Treatment for molar pregnancy
Molar pregnancies need to be treated to prevent further complications. They can’t continue to full term.
In some cases, pregnancy loss will occur spontaneously with a miscarriage, possibly even before you realized that it was a molar pregnancy.
After you have been diagnosed with a molar pregnancy, if the pregnancy continues you will be given the option of having a dilatation and curettage (D&C).
This is a surgical procedure to remove the molar pregnancy.
You can read Dilatation and Curettage – What to Expect? to find out more.
Another option is to be given medication that will cause the uterus to contract and expel the tissue. Whether this treatment is available to you will depend on how far into the pregnancy you are, and how large the molar pregnancy is.
Complications of molar pregnancies
Once the molar pregnancy has been removed, you will be monitored for any complications.
It’s possible for molar tissue to be missed during the D&C, and continue to grow.
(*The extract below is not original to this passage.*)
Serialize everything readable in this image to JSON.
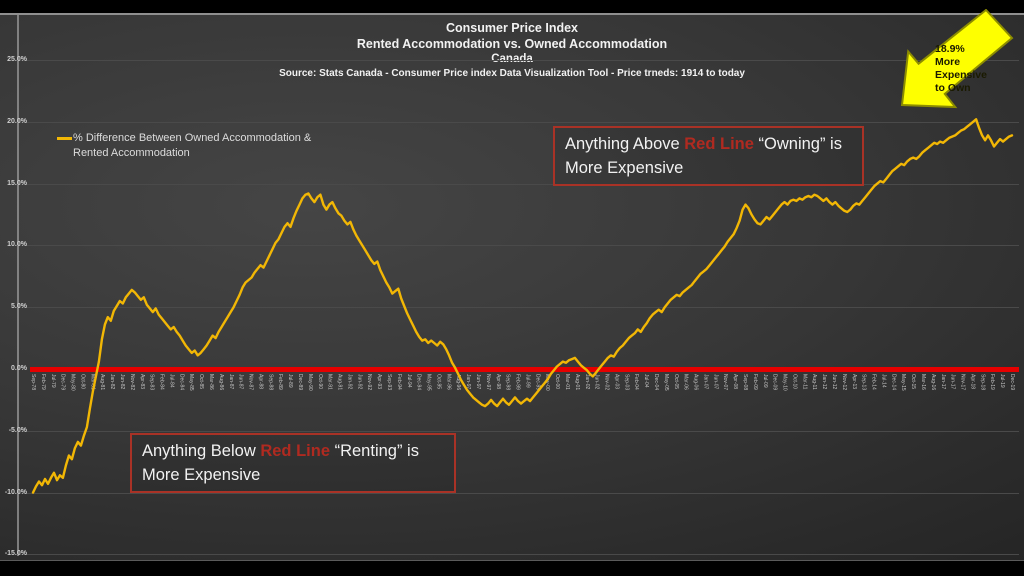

This is called persistent gestational trophoblastic neoplasia (GTN). It happens in up to 20% of complete molar pregnancies and up to 5% of partial molar pregnancies.
Your doctor or health care provider will monitor your hCG levels after the molar tissue has been removed, as persistently high levels can be a sign of GTN.
In some cases, if the molar pregnancy penetrated deep into the middle layer of the uterine wall (myometrium), it can cause persistent vaginal bleeding. This is known as an invasive hydatidiform mole and can be treated with chemotherapy or hysterectomy.
Very rarely, a cancerous form of GTN called choriocarcinoma can develop and spread to other organs in the body.
This is more likely with complete molar pregnancies than with partial. Choriocarcinoma is often successfully treated with different cancer drugs.
It’s shocking and disappointing to hear that you have a molar pregnancy as it will result in pregnancy loss. Rest assured, though; it can be treated and you will be able to get pregnant after a molar pregnancy.
Your ob-gyn or health care provider might recommend waiting at least six months before trying to conceive again and might also discuss blood tests for prenatal genetic testing.
Although the risk of having a repeat molar pregnancy is low, it’s higher if you have had a previous molar pregnancy.
Your care provider will also do early ultrasound scans in your next pregnancy to offer you reassurance of normal development and a healthy pregnancy.